Are there any plans to make those two points a feature in the near future?
It seems it’s the last missing link for an awesome app like DT3, ESPECIALLY since we do lots of research on the internet these days, not having this option seems a bit limiting. I have hundreds of webarchives I wish I could treat exactly as PDFs (and as mentioned upthread, converting the webarchives to PDF won’t work for me).

In the mean time, does anyone have a workflow suggestion on how I could gather/summarize/see my webarchive annotations by topic? (I use Diigo for annotating a webpage, and then convert it to webarchive, but this has its set of issues too)

Any ideas are appreciated. Thank you.

Webarchives are not technologically as transparent to inspection. Have considered capturing as HTML instead?

Thank you, BLUEFROG.

I will certainly try it out with HTML instead, as you suggest. So could I do what I want with HTMLs?

I understand that HTML does NOT capture images, videos, music or MIDI, but it “loads” them from the internet every time I open the document, so it’s never really captured. Is this correct?

I’ll definitely try your suggestion, but it worries me that those files wouldn’t be available anymore if the website disappears or ceases to exist (the whole point of webarchives to avoid this)…

So could I do what I want with HTMLs?

Possibly with some scripting. However, there’s nothing built-in at the moment.
HTML is just more immediately parseable to scripters.
Do note Development could also weigh in on this.

I understand that HTML does NOT capture images, videos, music or MIDI, but it “loads” them from the internet every time I open the document, so it’s never really captured. Is this correct?

Actually, that could easily be true of webarchives as well, especially with the way content is delivered on the Internet nowadays.

(the whole point of webarchives to avoid this)…

Webarchives are not a guarantee of this.

Do you have a URL to test?

Sure. Even a very simple website like this, with MIDI, audio and images>

Once it’s inside DT3, there is no difference in how HTML and webarchive look. For the former, it loads the content each time; for the latter, it does NOT play the music examples inside DT3… It ONLY does so if I select from the contextual menu “Reload”. THEN it plays the music fine, ONLY one time… once I select another document, DT3 can’t play the file and I must reload again.
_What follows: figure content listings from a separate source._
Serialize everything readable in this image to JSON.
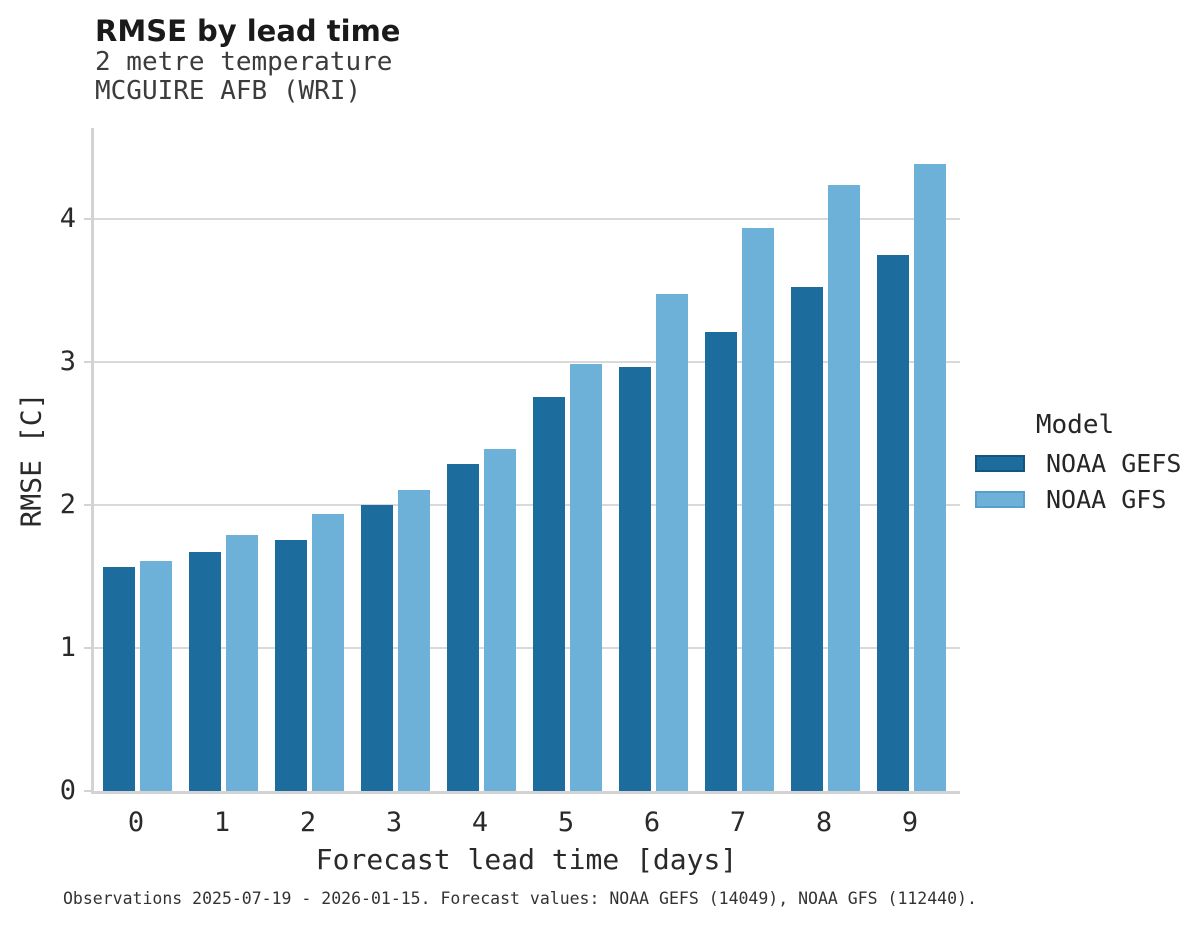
{
  "header": {
    "title": "RMSE by lead time",
    "subtitle_line1": "2 metre temperature",
    "subtitle_line2": "MCGUIRE AFB (WRI)"
  },
  "footer": {
    "note": "Observations 2025-07-19 - 2026-01-15. Forecast values: NOAA GEFS (14049), NOAA GFS (112440)."
  },
  "colors": {
    "gefs_bar": "#1c6d9e",
    "gefs_edge": "#15557d",
    "gfs_bar": "#6db1d8",
    "gfs_edge": "#569fcb",
    "gridline": "#d9d9d9",
    "spine": "#d3d3d3"
  },
  "chart_data": {
    "type": "bar",
    "title": "RMSE by lead time",
    "subtitle": [
      "2 metre temperature",
      "MCGUIRE AFB (WRI)"
    ],
    "categories": [
      "0",
      "1",
      "2",
      "3",
      "4",
      "5",
      "6",
      "7",
      "8",
      "9"
    ],
    "series": [
      {
        "name": "NOAA GEFS",
        "color": "#1c6d9e",
        "edge_color": "#15557d",
        "values": [
          1.57,
          1.67,
          1.76,
          2.0,
          2.29,
          2.76,
          2.97,
          3.21,
          3.53,
          3.75
        ]
      },
      {
        "name": "NOAA GFS",
        "color": "#6db1d8",
        "edge_color": "#569fcb",
        "values": [
          1.61,
          1.79,
          1.94,
          2.11,
          2.39,
          2.99,
          3.48,
          3.94,
          4.24,
          4.39
        ]
      }
    ],
    "xlabel": "Forecast lead time [days]",
    "ylabel": "RMSE [C]",
    "yticks": [
      0,
      1,
      2,
      3,
      4
    ],
    "ylim": [
      0,
      4.64
    ],
    "grid": true,
    "legend_title": "Model",
    "legend_position": "right",
    "caption": "Observations 2025-07-19 - 2026-01-15. Forecast values: NOAA GEFS (14049), NOAA GFS (112440)."
  }
}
Thank you for telling me that Webarchives are not the panacea either… I thought it was a guarantee that you’d always get ALL the media files in the archive.
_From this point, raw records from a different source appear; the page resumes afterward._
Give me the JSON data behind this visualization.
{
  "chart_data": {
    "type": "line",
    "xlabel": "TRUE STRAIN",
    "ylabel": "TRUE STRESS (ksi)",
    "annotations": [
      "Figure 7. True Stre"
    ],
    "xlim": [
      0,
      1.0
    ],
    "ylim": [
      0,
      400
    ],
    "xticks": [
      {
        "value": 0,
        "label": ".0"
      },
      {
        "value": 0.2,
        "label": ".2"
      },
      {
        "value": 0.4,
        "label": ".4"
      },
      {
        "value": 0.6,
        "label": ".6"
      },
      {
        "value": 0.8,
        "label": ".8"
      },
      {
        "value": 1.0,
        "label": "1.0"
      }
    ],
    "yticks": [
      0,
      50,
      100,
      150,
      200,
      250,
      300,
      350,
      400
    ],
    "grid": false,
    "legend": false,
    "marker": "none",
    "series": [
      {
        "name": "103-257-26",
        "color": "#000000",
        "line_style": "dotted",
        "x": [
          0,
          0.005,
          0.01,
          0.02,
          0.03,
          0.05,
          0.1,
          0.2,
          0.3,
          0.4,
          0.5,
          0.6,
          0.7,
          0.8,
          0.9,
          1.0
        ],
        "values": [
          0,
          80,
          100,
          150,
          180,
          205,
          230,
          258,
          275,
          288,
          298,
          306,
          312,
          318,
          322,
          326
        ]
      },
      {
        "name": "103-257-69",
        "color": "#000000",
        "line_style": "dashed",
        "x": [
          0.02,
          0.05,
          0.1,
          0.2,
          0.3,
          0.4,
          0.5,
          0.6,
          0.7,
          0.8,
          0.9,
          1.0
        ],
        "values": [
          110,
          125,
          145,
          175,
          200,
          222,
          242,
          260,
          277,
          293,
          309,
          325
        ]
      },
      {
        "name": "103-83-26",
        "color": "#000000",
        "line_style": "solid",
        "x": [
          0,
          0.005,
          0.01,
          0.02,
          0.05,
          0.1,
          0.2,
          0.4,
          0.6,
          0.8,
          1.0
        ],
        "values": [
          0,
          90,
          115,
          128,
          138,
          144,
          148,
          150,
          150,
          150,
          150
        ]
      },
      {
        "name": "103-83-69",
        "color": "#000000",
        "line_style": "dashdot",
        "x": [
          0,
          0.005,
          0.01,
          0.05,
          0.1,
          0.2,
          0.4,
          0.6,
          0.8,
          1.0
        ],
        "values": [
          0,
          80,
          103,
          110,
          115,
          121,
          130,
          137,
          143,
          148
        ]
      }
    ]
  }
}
So are the HTML annotation features the same as PDF? I found the annotation tab for webarchives, but it seems it only lets me add ONE note for the whole article. Is this so? Thanks!

I found the annotation tab for webarchives, but it seems it only lets me add ONE note for the whole article. Is this so?
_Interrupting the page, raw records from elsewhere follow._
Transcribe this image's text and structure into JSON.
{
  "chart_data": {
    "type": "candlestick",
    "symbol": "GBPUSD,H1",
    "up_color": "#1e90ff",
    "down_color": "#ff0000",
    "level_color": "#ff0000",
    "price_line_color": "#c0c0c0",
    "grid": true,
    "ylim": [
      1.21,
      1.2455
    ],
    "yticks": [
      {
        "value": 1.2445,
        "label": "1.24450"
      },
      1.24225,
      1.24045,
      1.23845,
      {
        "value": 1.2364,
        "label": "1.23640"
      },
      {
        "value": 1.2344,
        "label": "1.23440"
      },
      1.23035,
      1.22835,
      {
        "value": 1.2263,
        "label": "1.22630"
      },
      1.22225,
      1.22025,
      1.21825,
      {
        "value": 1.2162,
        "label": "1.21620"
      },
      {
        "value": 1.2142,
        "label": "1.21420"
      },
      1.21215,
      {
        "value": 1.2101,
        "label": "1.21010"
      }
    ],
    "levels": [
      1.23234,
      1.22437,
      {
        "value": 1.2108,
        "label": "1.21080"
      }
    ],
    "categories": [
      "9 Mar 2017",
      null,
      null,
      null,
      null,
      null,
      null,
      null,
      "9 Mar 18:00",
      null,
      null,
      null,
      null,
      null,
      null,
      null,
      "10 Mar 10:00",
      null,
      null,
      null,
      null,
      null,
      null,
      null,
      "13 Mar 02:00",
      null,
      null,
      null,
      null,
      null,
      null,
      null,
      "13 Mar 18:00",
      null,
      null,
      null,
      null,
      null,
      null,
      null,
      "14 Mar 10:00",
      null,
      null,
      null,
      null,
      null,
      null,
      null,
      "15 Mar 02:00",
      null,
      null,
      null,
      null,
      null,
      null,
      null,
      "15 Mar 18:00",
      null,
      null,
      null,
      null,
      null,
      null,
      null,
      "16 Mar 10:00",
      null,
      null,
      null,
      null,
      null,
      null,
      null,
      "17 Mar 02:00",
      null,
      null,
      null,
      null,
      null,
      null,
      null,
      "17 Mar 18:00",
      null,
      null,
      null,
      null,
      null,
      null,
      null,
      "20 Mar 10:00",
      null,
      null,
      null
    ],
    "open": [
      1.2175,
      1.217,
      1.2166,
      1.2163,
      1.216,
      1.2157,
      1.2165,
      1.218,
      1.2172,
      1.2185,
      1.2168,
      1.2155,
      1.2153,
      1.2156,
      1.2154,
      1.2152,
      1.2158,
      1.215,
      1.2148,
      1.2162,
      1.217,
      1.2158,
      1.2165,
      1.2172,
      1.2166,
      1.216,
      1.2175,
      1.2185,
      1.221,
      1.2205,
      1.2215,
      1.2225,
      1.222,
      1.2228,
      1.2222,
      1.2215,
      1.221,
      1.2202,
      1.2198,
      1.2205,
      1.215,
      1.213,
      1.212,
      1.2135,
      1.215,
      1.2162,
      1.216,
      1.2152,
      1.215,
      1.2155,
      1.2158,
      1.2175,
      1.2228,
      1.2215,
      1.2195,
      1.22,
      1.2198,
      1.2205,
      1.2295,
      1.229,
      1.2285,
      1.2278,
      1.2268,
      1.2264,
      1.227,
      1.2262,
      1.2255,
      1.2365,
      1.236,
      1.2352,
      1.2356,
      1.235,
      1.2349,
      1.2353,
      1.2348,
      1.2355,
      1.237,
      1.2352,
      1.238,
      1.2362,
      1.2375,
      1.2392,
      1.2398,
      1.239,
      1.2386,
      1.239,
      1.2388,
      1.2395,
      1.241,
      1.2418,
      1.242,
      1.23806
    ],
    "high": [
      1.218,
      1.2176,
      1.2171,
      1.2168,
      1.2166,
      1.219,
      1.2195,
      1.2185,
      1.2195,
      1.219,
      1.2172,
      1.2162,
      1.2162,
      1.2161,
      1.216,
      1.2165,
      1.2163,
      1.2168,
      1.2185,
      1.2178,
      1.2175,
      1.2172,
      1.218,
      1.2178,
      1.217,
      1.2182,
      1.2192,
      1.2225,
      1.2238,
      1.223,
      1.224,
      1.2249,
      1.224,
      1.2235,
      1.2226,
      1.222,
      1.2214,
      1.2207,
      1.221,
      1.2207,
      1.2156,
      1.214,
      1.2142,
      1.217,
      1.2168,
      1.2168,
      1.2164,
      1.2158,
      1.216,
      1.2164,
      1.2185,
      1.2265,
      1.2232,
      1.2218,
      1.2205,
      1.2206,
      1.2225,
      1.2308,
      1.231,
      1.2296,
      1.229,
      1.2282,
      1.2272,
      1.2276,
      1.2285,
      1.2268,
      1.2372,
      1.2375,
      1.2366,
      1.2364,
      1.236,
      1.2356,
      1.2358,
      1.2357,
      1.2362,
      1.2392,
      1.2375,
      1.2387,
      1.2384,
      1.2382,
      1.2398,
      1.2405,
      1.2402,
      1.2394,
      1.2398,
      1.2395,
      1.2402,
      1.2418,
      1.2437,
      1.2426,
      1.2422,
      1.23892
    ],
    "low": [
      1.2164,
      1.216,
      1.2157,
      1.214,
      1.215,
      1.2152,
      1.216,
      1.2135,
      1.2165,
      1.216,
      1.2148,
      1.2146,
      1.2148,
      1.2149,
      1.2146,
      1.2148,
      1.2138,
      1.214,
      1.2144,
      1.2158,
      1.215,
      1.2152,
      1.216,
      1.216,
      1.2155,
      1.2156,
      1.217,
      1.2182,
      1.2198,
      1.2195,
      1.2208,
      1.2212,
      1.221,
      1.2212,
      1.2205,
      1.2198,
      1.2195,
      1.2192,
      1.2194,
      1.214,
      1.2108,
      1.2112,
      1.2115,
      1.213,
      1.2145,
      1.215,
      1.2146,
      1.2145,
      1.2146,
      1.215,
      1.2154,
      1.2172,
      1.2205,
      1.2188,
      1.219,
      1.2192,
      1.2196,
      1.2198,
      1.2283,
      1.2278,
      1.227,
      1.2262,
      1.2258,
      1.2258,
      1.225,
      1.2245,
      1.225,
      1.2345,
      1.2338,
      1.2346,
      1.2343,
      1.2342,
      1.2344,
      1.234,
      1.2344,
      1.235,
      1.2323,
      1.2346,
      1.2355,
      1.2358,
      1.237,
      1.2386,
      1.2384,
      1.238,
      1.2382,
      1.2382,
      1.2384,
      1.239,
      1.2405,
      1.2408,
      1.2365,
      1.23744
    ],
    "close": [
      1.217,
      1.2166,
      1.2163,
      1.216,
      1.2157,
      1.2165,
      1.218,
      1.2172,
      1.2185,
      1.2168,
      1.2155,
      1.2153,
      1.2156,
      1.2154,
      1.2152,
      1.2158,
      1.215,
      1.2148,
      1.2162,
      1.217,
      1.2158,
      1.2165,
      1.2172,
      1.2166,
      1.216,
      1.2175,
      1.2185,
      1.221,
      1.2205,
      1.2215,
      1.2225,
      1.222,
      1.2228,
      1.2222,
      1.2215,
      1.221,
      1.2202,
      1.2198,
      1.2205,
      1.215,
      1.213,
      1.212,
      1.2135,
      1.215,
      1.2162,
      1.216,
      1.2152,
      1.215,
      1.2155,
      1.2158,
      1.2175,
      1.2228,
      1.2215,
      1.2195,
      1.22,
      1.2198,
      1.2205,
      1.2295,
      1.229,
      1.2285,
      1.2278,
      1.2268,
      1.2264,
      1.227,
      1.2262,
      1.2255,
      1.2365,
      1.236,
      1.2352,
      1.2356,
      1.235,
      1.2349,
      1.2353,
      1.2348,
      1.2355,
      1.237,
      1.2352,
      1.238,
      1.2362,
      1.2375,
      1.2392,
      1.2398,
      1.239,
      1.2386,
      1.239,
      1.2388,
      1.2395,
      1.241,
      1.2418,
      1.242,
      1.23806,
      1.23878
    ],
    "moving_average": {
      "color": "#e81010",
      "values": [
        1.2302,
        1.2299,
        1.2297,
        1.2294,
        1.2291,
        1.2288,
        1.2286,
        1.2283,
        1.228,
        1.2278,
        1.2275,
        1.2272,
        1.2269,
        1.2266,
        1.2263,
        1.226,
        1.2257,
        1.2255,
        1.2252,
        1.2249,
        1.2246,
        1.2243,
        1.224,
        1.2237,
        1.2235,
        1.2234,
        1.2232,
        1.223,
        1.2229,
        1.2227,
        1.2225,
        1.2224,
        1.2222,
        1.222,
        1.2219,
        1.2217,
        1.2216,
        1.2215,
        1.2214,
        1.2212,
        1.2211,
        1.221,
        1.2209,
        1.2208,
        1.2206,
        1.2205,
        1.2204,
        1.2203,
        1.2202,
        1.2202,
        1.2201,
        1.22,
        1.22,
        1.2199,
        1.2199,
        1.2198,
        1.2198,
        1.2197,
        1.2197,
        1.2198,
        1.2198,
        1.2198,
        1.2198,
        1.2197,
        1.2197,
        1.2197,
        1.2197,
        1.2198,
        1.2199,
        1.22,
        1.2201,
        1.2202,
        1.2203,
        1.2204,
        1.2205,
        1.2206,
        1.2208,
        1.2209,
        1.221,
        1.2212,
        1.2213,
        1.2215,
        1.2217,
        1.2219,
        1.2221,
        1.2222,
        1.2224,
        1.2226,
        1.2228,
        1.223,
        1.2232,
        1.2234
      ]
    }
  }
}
Tools > Inspectors > Annotations & Reminders is not the same as highlighting (or annotating PDFs).
It is for creating Annotation files, i.e. separate files for notes regarding a particular file. This is discussed in the Help > Documentation > Inspectors > Annotations & Reminders, as well as often discussed in the forums too.

You may use RTF annotation (see Annotations pane). So that when you copy a working link in your webarchive, you can parse it into this RTF Annotation with a help of a simple script. The result is the structured summary annotation text with the wiki-style links to the webarchive content. You may use this summary separately, create replicants and so on.

IMO this is more handy than drawing annotations and trying summarize them afterwards.